Opened 4 years ago

Closed 4 years ago

#1545 closed defect (invalid)

SGE Buffering Python Output

Reported by: agrothberg Owned by:
Priority: normal Milestone:
Component: sge Version: 8.1.8
Severity: minor Keywords:
Cc:

Description

For some reason SGE seems to buffer the output from Python.
see: http://stackoverflow.com/questions/9876967/sge-script-print-to-file-during-execution-not-just-at-the-end
or: http://stackoverflow.com/questions/26667008/sge-how-to-see-the-output-in-real-time

When I run this shell script:

echo "hello"
PYTHONUNBUFFERED=1 python -u hello_world_delay.py

with this python script:

import time
print "Hello world"

time.sleep(10)

print "Hello world"

I see the first hello printed by the shell script but I do not see the Python output at all until Python is done running.

Attachments (3)

untitled-part.pgp (819 bytes) - added by wish 4 years ago.
Added by email2trac
untitled-part-1.pgp (819 bytes) - added by wish 4 years ago.
Added by email2trac
untitled-part-2.pgp (819 bytes) - added by wish 4 years ago.
Added by email2trac

Download all attachments as: .zip

Change History (23)

comment:1 Changed 4 years ago by wish

This is another one that looks more like a support query for users@… than a bug. Given that the shell manages to output without buffering I suspect the issue is more like "The environment grid engine provides causes python to buffer output despite being told not to".

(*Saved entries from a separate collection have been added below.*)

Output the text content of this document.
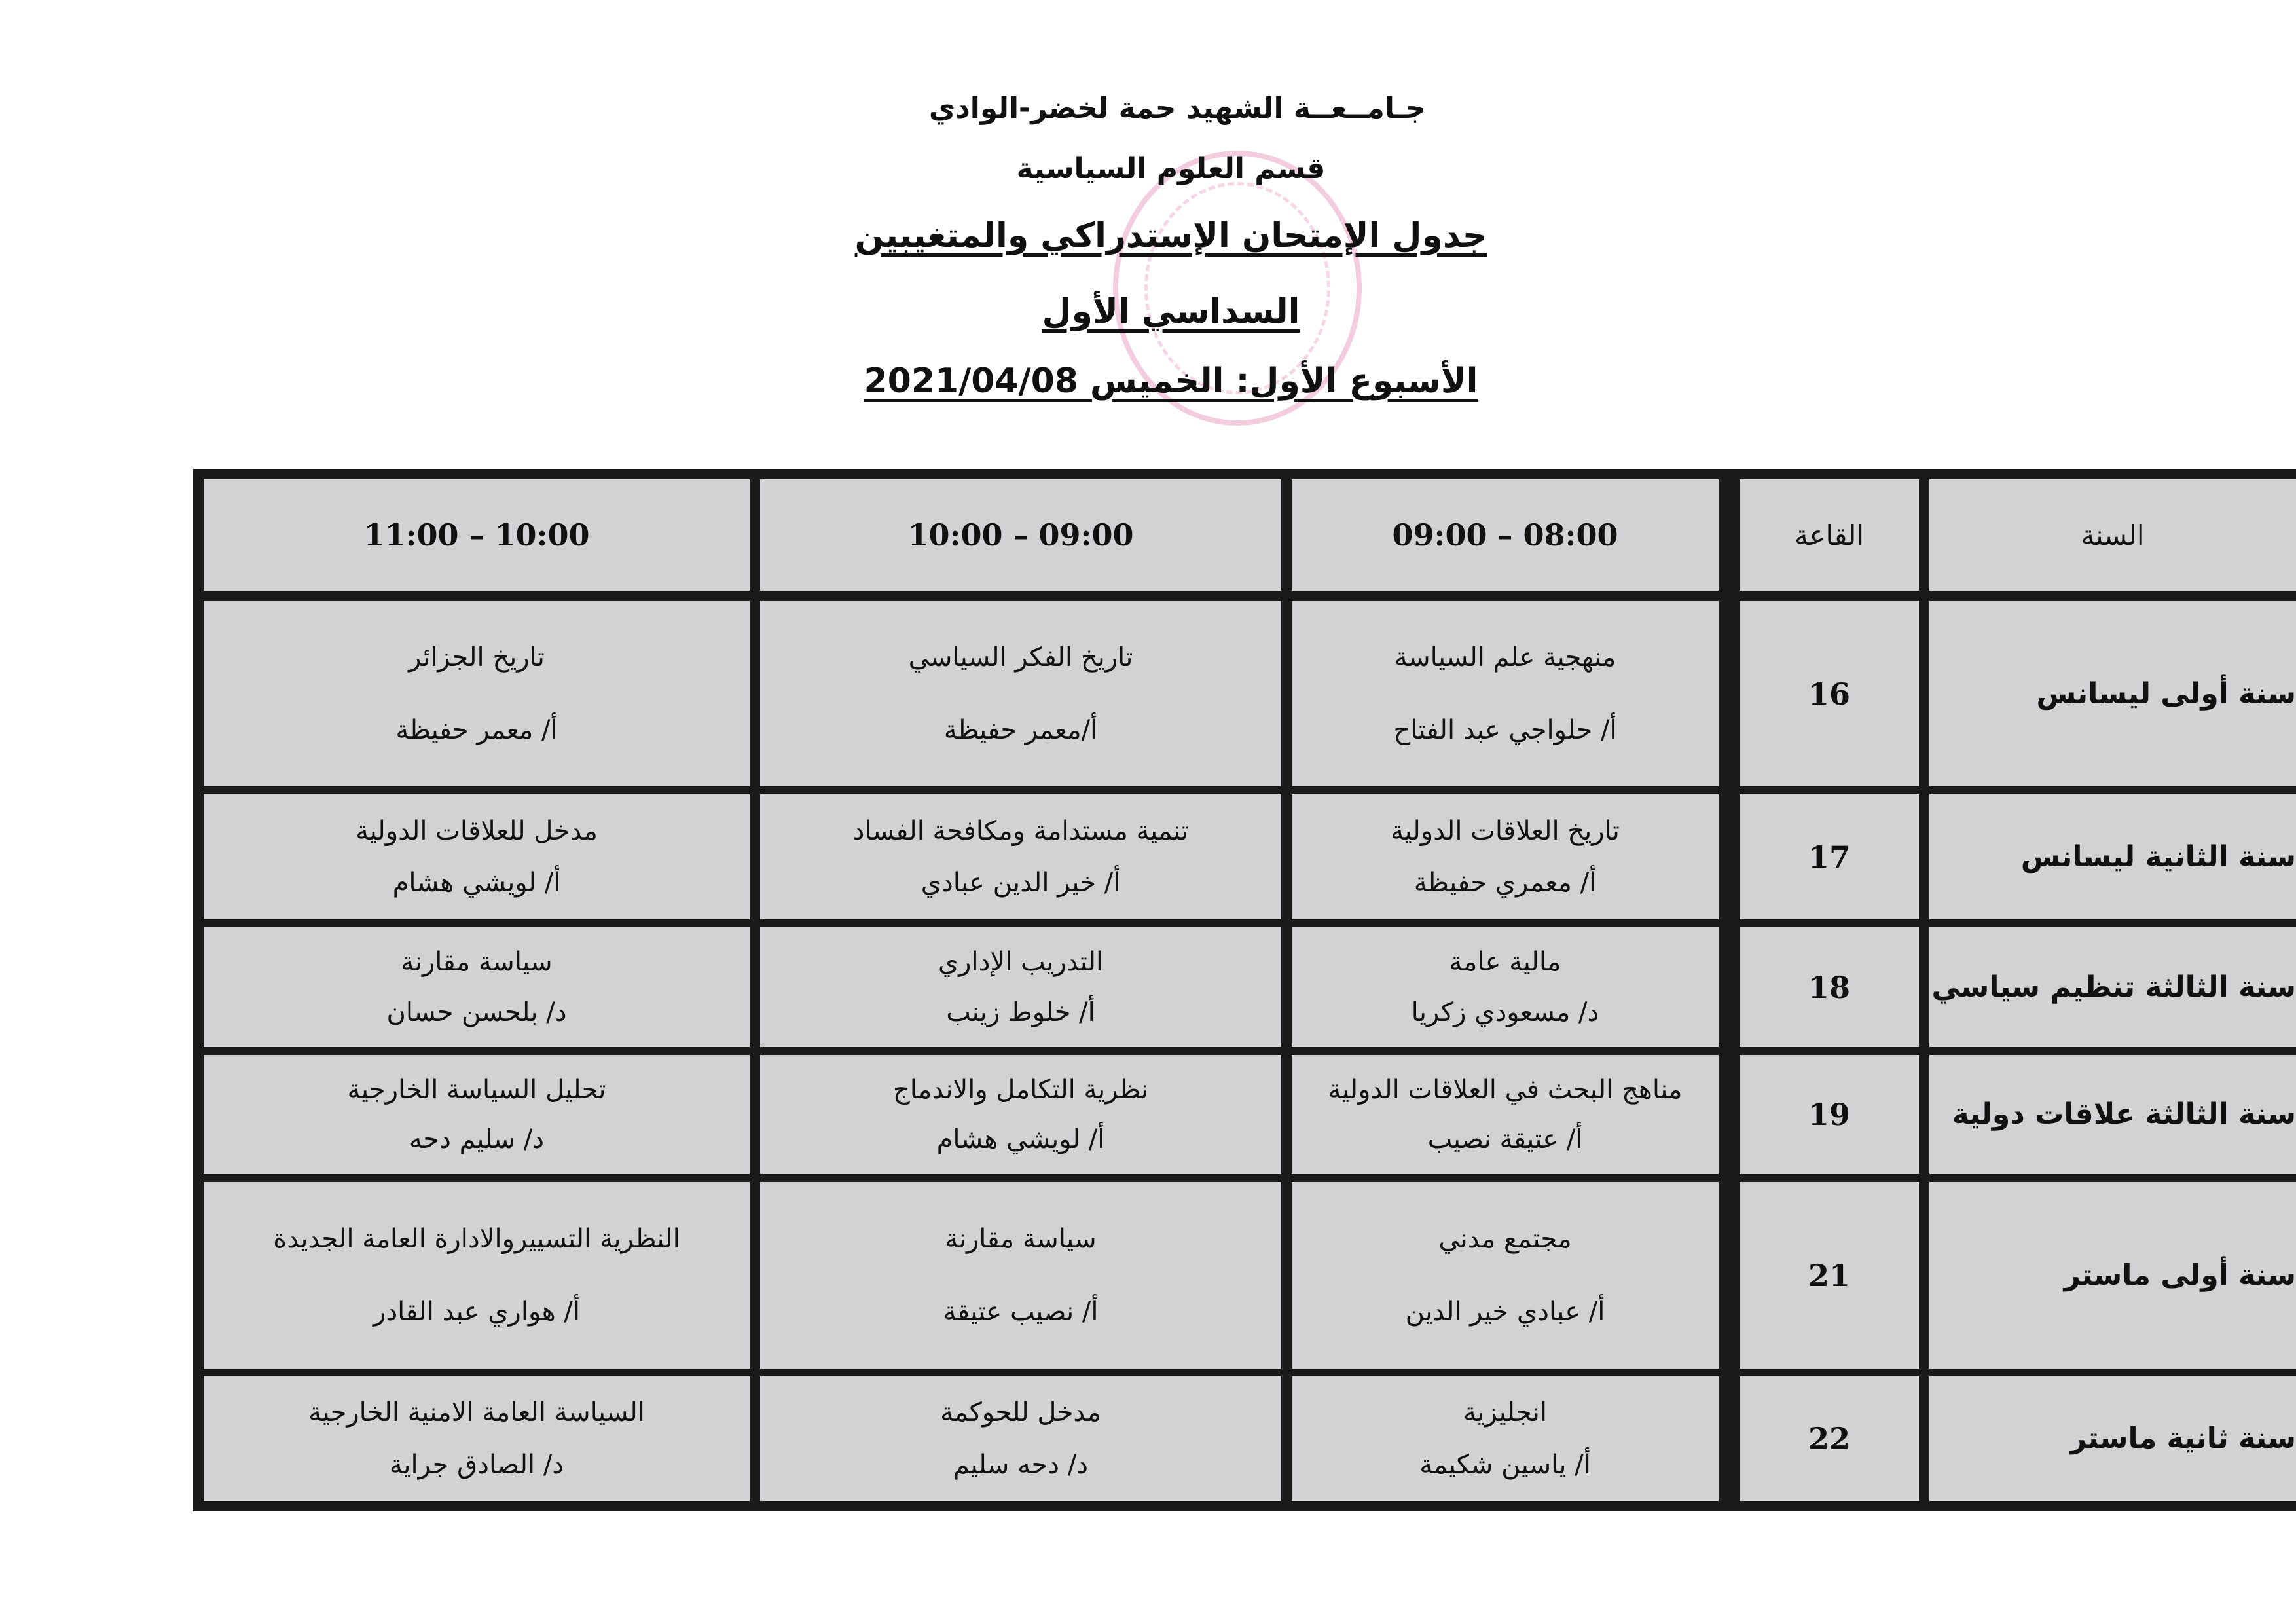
جـامــعــة الشهيد حمة لخضر-الوادي
قسم العلوم السياسية
جدول الإمتحان الإستدراكي والمتغيبين
السداسي الأول
الأسبوع الأول: الخميس 2021/04/08
10:00 – 11:00
تاريخ الجزائر
أ/ معمر حفيظة
مدخل للعلاقات الدولية
أ/ لويشي هشام
سياسة مقارنة
د/ بلحسن حسان
تحليل السياسة الخارجية
د/ سليم دحه
النظرية التسييروالادارة العامة الجديدة
أ/ هواري عبد القادر
السياسة العامة الامنية الخارجية
د/ الصادق جراية
09:00 – 10:00
تاريخ الفكر السياسي
أ/معمر حفيظة
تنمية مستدامة ومكافحة الفساد
أ/ خير الدين عبادي
التدريب الإداري
أ/ خلوط زينب
نظرية التكامل والاندماج
أ/ لويشي هشام
سياسة مقارنة
أ/ نصيب عتيقة
مدخل للحوكمة
د/ دحه سليم
08:00 – 09:00	القاعة
منهجية علم السياسة
أ/ حلواجي عبد الفتاح
16
تاريخ العلاقات الدولية
أ/ معمري حفيظة
17
مالية عامة
د/ مسعودي زكريا
18
مناهج البحث في العلاقات الدولية
أ/ عتيقة نصيب
19
مجتمع مدني
أ/ عبادي خير الدين
21
انجليزية
أ/ ياسين شكيمة
22
السنة
سنة أولى ليسانس
سنة الثانية ليسانس
سنة الثالثة تنظيم سياسي
سنة الثالثة علاقات دولية
سنة أولى ماستر
سنة ثانية ماستر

Have you tried submitting the job with qsub -pty y ? That should provide something that looks more like an interactive environment and encourage python to really not buffer.

comment:2 Changed 4 years ago by agrothberg

Adding the -pty y flag actually made things worse; now both echo and python have their outputs buffered.

comment:3 Changed 4 years ago by wish

How about running python under stdbuf (assuming a GNUish environment)?

comment:4 Changed 4 years ago by agrothberg

I have tried both unbuffer and stdbuf and neither seemed to work.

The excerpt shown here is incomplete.